The Commodity Futures Trading Commission (CFTC) is proposing amendments to its Part 45 swap data reporting regulations related to cleared swaps. The amendments primarily affect swap data repositories (SDRs), derivatives clearing organizations (DCOs), designated contract markets (DCMs), swap execution facilities (SEFs), swap dealers (SDs), and major swap participants (MSPs). But, they also could impact swap counterparties who are neither SDs nor MSPs particularly if they submit swaps for clearing that were executed originally off a facility and are designated as the reporting counterparty.
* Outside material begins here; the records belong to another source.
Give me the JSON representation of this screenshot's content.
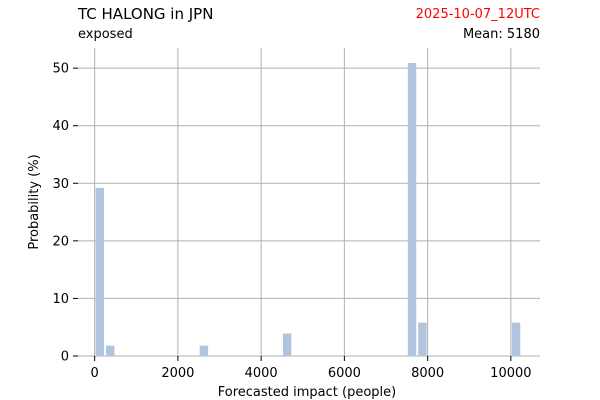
{
  "header": {
    "title": "TC HALONG in JPN",
    "subtitle": "exposed",
    "date": "2025-10-07_12UTC",
    "mean": "Mean: 5180",
    "date_color": "#ff0000"
  },
  "chart_data": {
    "type": "bar",
    "xlabel": "Forecasted impact (people)",
    "ylabel": "Probability (%)",
    "xlim": [
      -400,
      10700
    ],
    "ylim": [
      0,
      53.5
    ],
    "xticks": [
      0,
      2000,
      4000,
      6000,
      8000,
      10000
    ],
    "yticks": [
      0,
      10,
      20,
      30,
      40,
      50
    ],
    "bar_width": 250,
    "bars": [
      {
        "x": 125,
        "value": 29.2
      },
      {
        "x": 375,
        "value": 1.8
      },
      {
        "x": 2625,
        "value": 1.8
      },
      {
        "x": 4625,
        "value": 3.9
      },
      {
        "x": 7625,
        "value": 50.9
      },
      {
        "x": 7875,
        "value": 5.8
      },
      {
        "x": 10125,
        "value": 5.8
      }
    ],
    "bar_color": "#b0c4de",
    "grid": true,
    "grid_color": "#b0b0b0"
  }
}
The CFTC explains that upon acceptance of a swap by a DCO for clearing, the original swap is extinguished and replaced by equal and opposite swaps, with the DCO as the counterparty to each such swap. The original swap that is extinguished upon acceptance for clearing is referred to as the “alpha” swap and the equal and opposite swaps that replace the original swap are referred to as “beta” and “gamma” swaps. The proposed amendments differentiate reporting requirements for cleared and uncleared swap transactions and explicitly address swap counterparty and registered entity reporting requirements for each specific component (e.g., alpha, beta, and gamma) of a cleared swap transaction. If an original “alpha” swap is executed between two end-users which are not SDs/MSPs, off a facility, and the swap will be submitted to a DCO for clearing, then one of those end-users still must be the reporting counterparty who reports the Primary Economic Terms (PET) of the original “alpha” swap to an SDR even if the swap is accepted by the DCO for clearing.
Notably, the CFTC also is updating its Part 45 regulations to remove language regarding the phase in of compliance and to show the quicker time deadlines that are now in effect for swap data reporting.
Comments on the CFTC’s proposal are due October 30, 2015.